Mothur version 1.40.3 on the HPCC has two running modes, with and without MPI functionality. You can load either one by:

module purge
module load icc/2017.1.132-GCC-6.3.0-2.27 impi/2017.1.132 Mothur/1.40.3-nonMPI-Python-2.7.13        # Mothur non-MPI version
module load icc/2017.1.132-GCC-6.3.0-2.27 impi/2017.1.132 Mothur/1.40.3-Python-2.7.13               # Mothur MPI version

As of Feb 7, 2019, the highest version is Mothur/1.41.3 (in MPI mode only).
As reported by some Mothur users, when using Mothur and vsearch together, the only compatible version of vsearch is 1.8. So after loading Mothur, you would add a line of "module load vsearch/1.8.0".

Running Mothur

Take a look at this example code batch.m:

/mnt/research/common-data/Examples/mothur/batch.m:

set.current(fasta=ex.trim.contigs.good.unique.good.filter.unique.precluster.pick.pick.subsample.fasta, count=ex.trim.contigs.good.unique.good.filter.unique.precluster.uchime.pick.pick.subsample.count_table,  processors=1)
dist.seqs(fasta=current, cutoff=0.2, processors=8)

where we specified processors=8 in line 2. To be able to actually utilize 8 processors, you need to launch Mothur using either of the following commands, depending on whether MPI is enabled or not.

MPI: mpirun -np 8 mothur batch.m
non-MPI: mothur batch.m

Differences between MPI and non-MPI runs

MPI jobs can run across multiple nodes at the cost of overhead. This can lead to increased memory usage and decreased performance. The additional processor advantages offered by MPI may be cancelled out by I/O waits to disk. If you request many more processes than can be provided by a single node, use MPI mode. If you choose the MPI type, specify number of processes in the SLURM script by --ntask=8 for the example above. SLURM will determine how many nodes and tasks per node are needed. Also, memory request in this case should be made on a per CPU basis (by defining --mem-per-cpu).

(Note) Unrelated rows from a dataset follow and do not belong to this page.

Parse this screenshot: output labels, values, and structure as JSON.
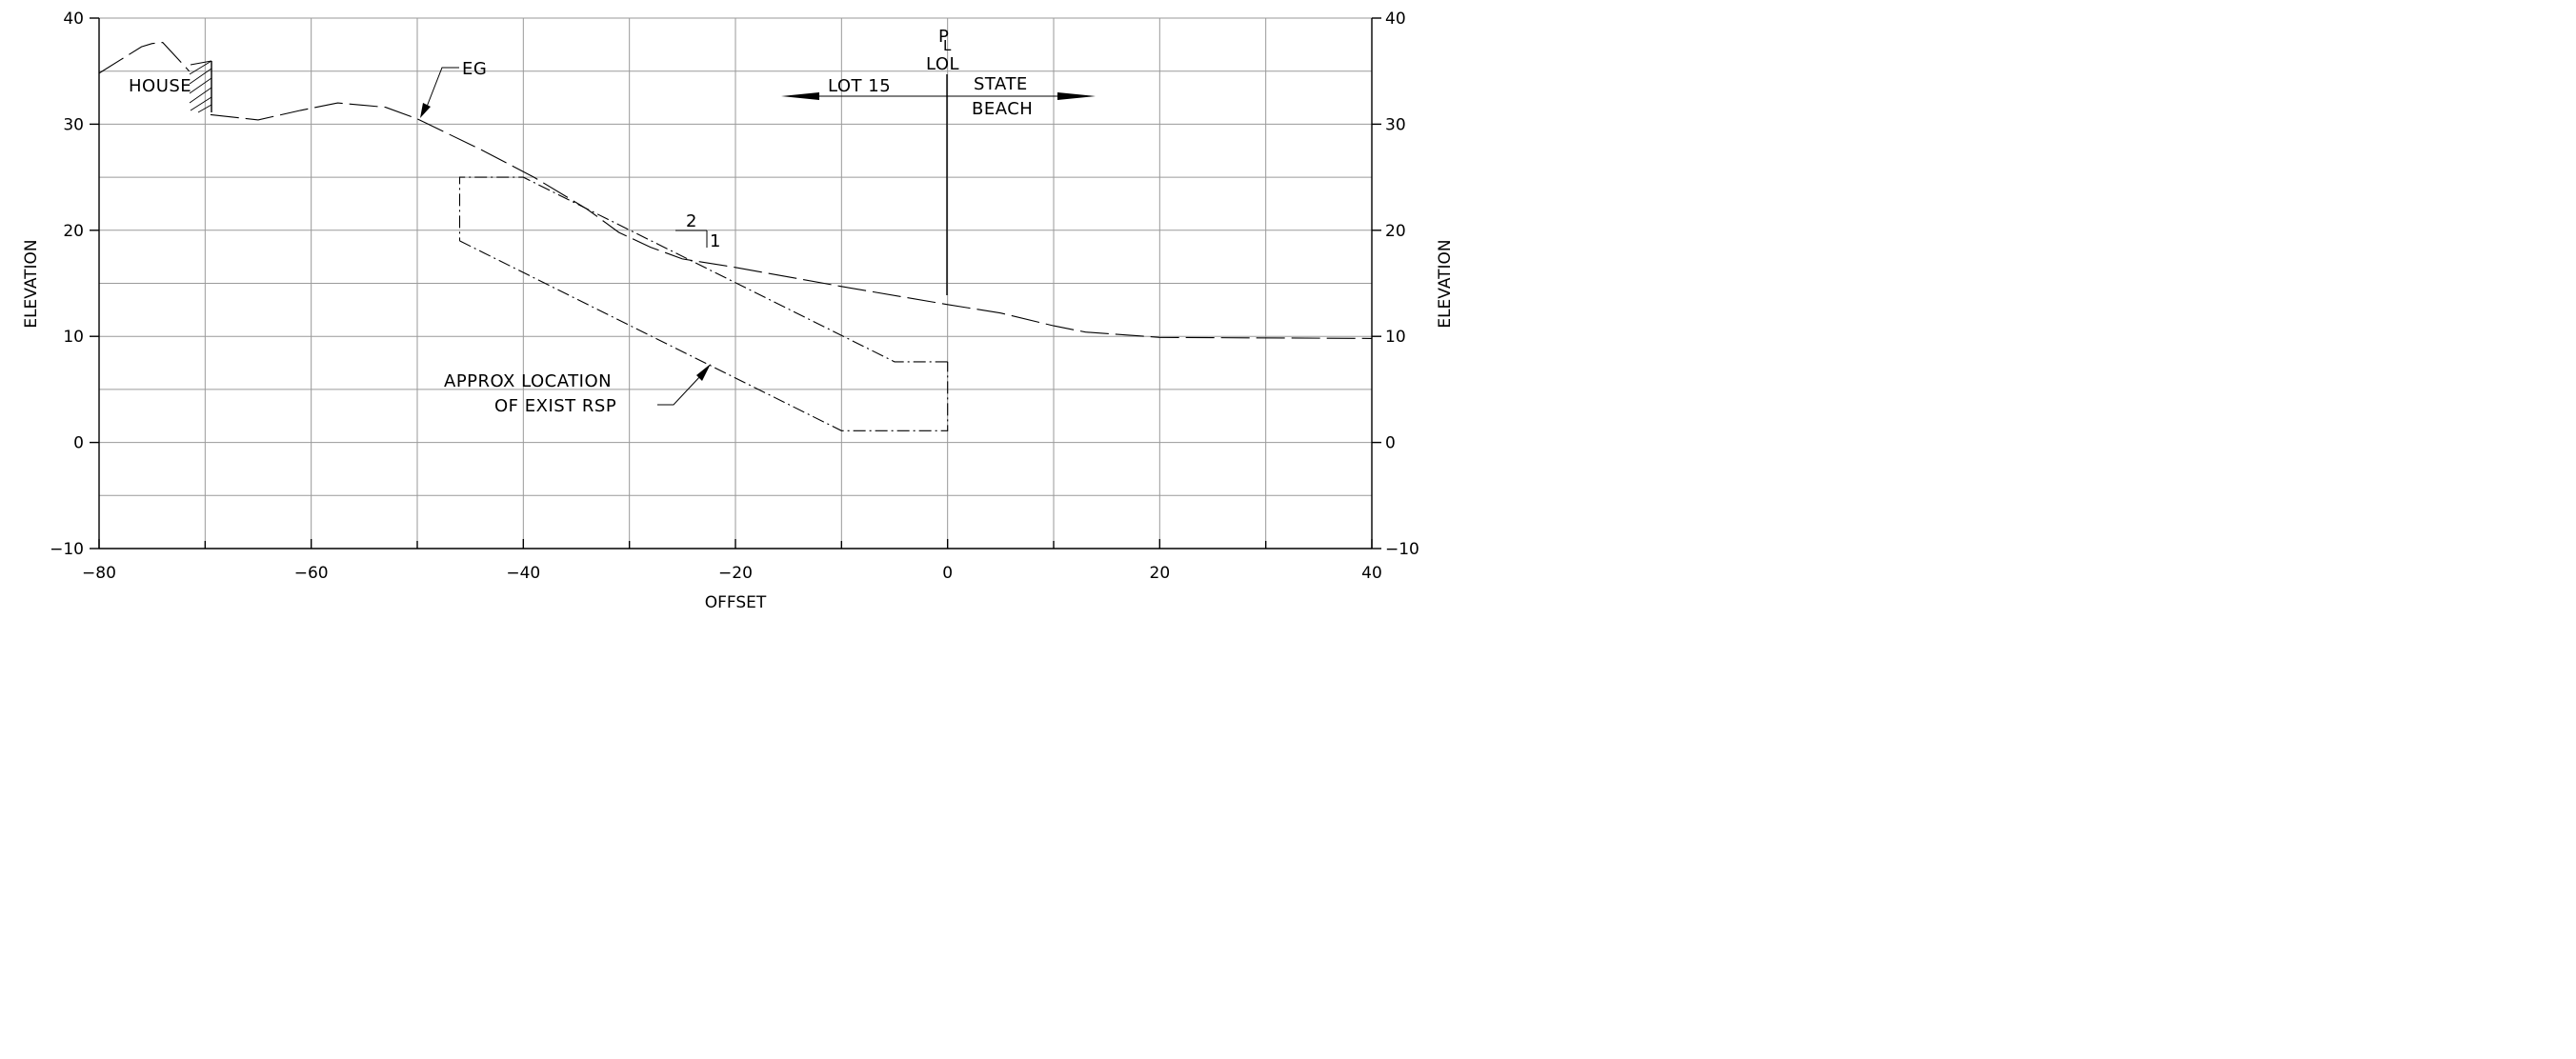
{
  "chart_data": {
    "type": "line",
    "xlabel": "OFFSET",
    "ylabel_left": "ELEVATION",
    "ylabel_right": "ELEVATION",
    "xlim": [
      -80,
      40
    ],
    "ylim": [
      -10,
      40
    ],
    "x_ticks": [
      "−80",
      "−60",
      "−40",
      "−20",
      "0",
      "20",
      "40"
    ],
    "y_ticks_left": [
      "40",
      "30",
      "20",
      "10",
      "0",
      "−10"
    ],
    "y_ticks_right": [
      "40",
      "30",
      "20",
      "10",
      "0",
      "−10"
    ],
    "grid": true,
    "series": [
      {
        "name": "EG",
        "style": "long-dash",
        "points": [
          [
            -69.5,
            30.9
          ],
          [
            -65,
            30.4
          ],
          [
            -61,
            31.3
          ],
          [
            -57.5,
            32.0
          ],
          [
            -53,
            31.6
          ],
          [
            -50,
            30.5
          ],
          [
            -44,
            27.6
          ],
          [
            -39,
            25.0
          ],
          [
            -34,
            22.0
          ],
          [
            -31,
            19.8
          ],
          [
            -28,
            18.4
          ],
          [
            -25,
            17.3
          ],
          [
            -20,
            16.5
          ],
          [
            -10,
            14.7
          ],
          [
            0,
            13.0
          ],
          [
            5,
            12.2
          ],
          [
            10,
            11.0
          ],
          [
            13,
            10.4
          ],
          [
            20,
            9.9
          ],
          [
            40,
            9.8
          ]
        ]
      },
      {
        "name": "EG (upslope)",
        "style": "long-dash",
        "points": [
          [
            -80,
            34.8
          ],
          [
            -76,
            37.3
          ],
          [
            -75,
            37.6
          ],
          [
            -74,
            37.7
          ],
          [
            -71.5,
            35.0
          ]
        ]
      },
      {
        "name": "APPROX LOCATION OF EXIST RSP (outer)",
        "style": "dash-dot",
        "points": [
          [
            0,
            7.6
          ],
          [
            -5,
            7.6
          ],
          [
            -40,
            25.0
          ],
          [
            -46,
            25.0
          ],
          [
            -46,
            19.0
          ]
        ]
      },
      {
        "name": "APPROX LOCATION OF EXIST RSP (inner)",
        "style": "dash-dot",
        "points": [
          [
            -46,
            19.0
          ],
          [
            -10,
            1.1
          ],
          [
            0,
            1.1
          ],
          [
            0,
            7.6
          ]
        ]
      }
    ],
    "annotations": {
      "house": "HOUSE",
      "eg_label": "EG",
      "pl_symbol_p": "P",
      "pl_symbol_l": "L",
      "lol": "LOL",
      "lot": "LOT 15",
      "state_line1": "STATE",
      "state_line2": "BEACH",
      "slope_run": "2",
      "slope_rise": "1",
      "rsp_line1": "APPROX LOCATION",
      "rsp_line2": "OF EXIST RSP"
    }
  }
}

Non-MPI jobs run on a single node with multiple threads/processes. For above Mothur command, you should set up something like

#SBATCH --nodes=1

#SBATCH --ntasks-per-node=1

#SBATCH --cpus-per-task=8

in your job submission script. If most of the nodes in the cluster are highly occupied, the job scheduler may have a hard time finding the nodes with availability of your desired number of threads.